Face à l'écran
Il existe une multitude de supports utilisés en thérapie avec des enfants et des adolescents, les jeux vidéo peuvent y participer.
À Talence, dans la banlieue bordelaise, depuis plus d’une dizaine d'années, Yann Leroux, psychologue et psychanalyste, propose à des jeunes patients, des jeux vidéo comme support. Il nous accueille dans son cabinet, ambiance sobre et chaleureuse, fauteuils profonds et nous explique sa démarche.
— L'Observatoire : Avec votre formation de psychologue, comment êtes-vous arrivé à proposer à vos patients des jeux vidéo ?

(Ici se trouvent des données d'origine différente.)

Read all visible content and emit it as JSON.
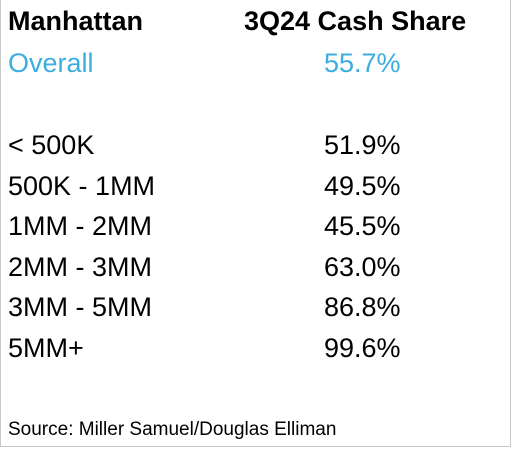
{
  "colors": {
    "overall": "#3aaee0",
    "text": "#000000"
  },
  "header": {
    "left": "Manhattan",
    "right": "3Q24 Cash Share"
  },
  "overall": {
    "label": "Overall",
    "value": "55.7%"
  },
  "source": "Source: Miller Samuel/Douglas Elliman",
  "chart_data": {
    "type": "table",
    "title": "",
    "columns": [
      "Manhattan",
      "3Q24 Cash Share"
    ],
    "overall": {
      "label": "Overall",
      "value": "55.7%"
    },
    "rows": [
      {
        "label": "< 500K",
        "value": "51.9%"
      },
      {
        "label": "500K - 1MM",
        "value": "49.5%"
      },
      {
        "label": "1MM - 2MM",
        "value": "45.5%"
      },
      {
        "label": "2MM - 3MM",
        "value": "63.0%"
      },
      {
        "label": "3MM - 5MM",
        "value": "86.8%"
      },
      {
        "label": "5MM+",
        "value": "99.6%"
      }
    ]
  }
}
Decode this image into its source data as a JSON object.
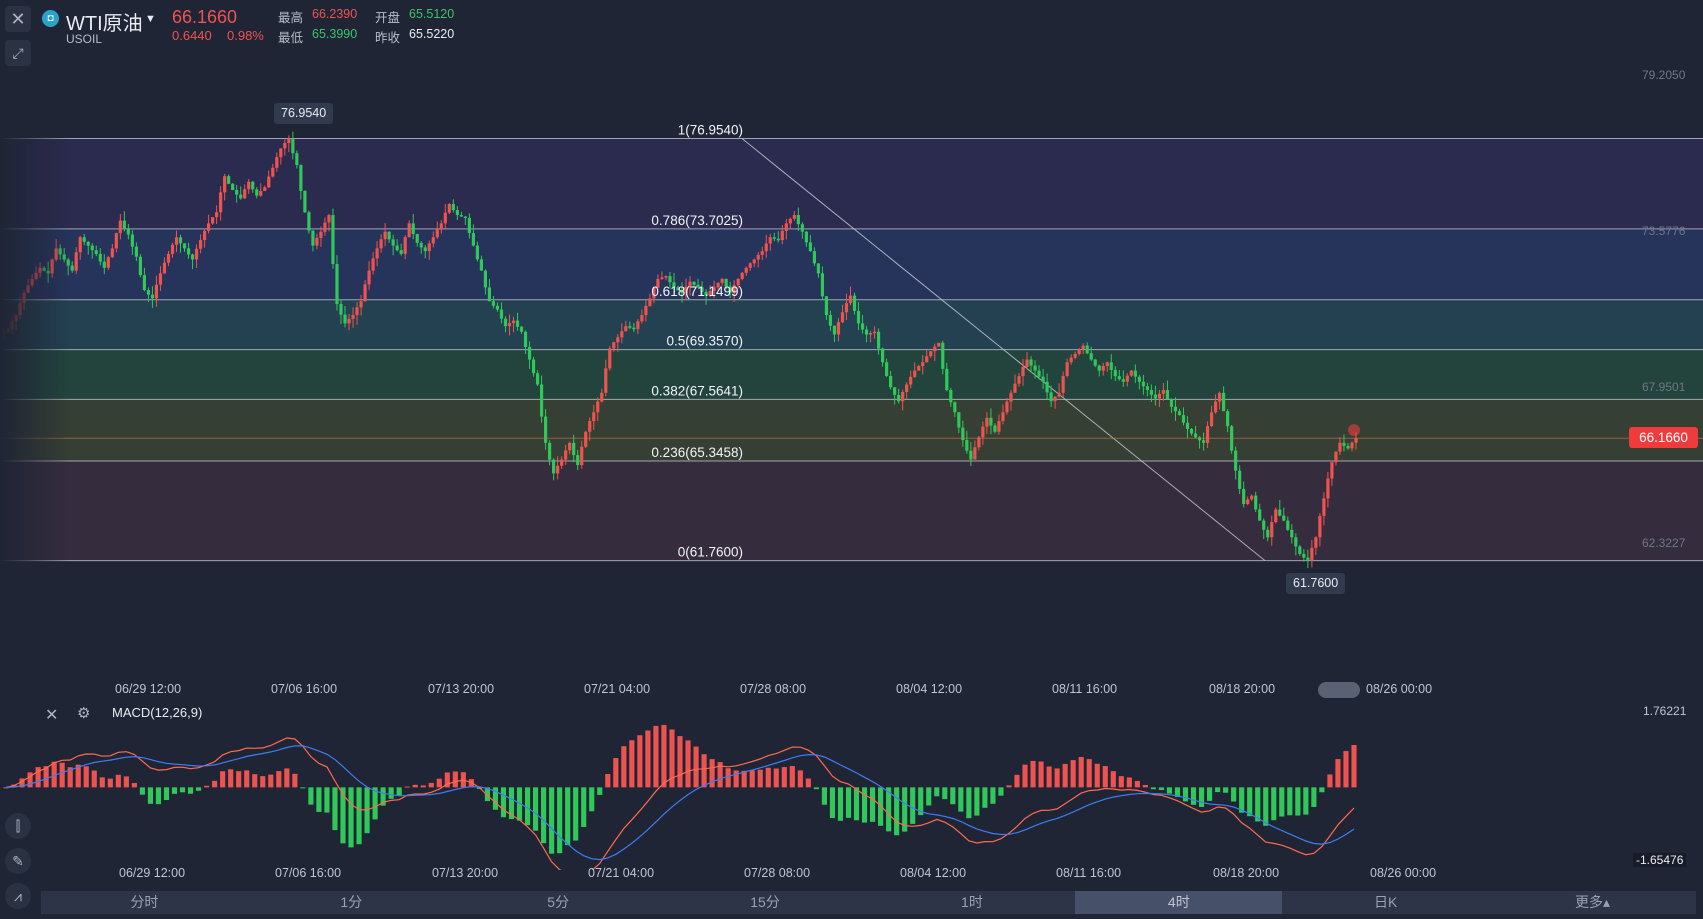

— Yann Leroux : mes patients sont plus généralement des pré-ados et des adolescents. Les pré-ados, ce sont des enfants qui commencent à tourner le dos à l'enfance, qui laissent tomber les médias traditionnels (ça fait trop bébé). Ils sont dans une période de transition mais ils n'ont pas encore les compétences langagières, cognitives, d'abstraction des adolescents. Les jeux vidéo, c'est quelque chose de formidable pour cette tranche d'âge.
— S'agit-il de rupture générationnelle ?
— Oui et non. En 2020, on trouve dans une chambre d'enfant les mêmes jouets qu'en 1950 avec, en plus, une playstation ou une console. Les psychothérapeutes ont utilisé les objets directement disponibles. Les jeux vidéo font partie des jeux usuels de l'enfant.
— Comment convaincre des parents de la pertinence des jeux vidéo, quand ils sont souvent sujets de discorde ?
— Personnellement, je n'ai jamais éprouvé de difficultés. Cela leur semble intéressant car, disent-ils, "vous êtes sûrs que notre enfant va venir". Dans l'idée des parents, ils pensent que le travail thérapeutique est peu attractif et qu'il faut appâter les enfants.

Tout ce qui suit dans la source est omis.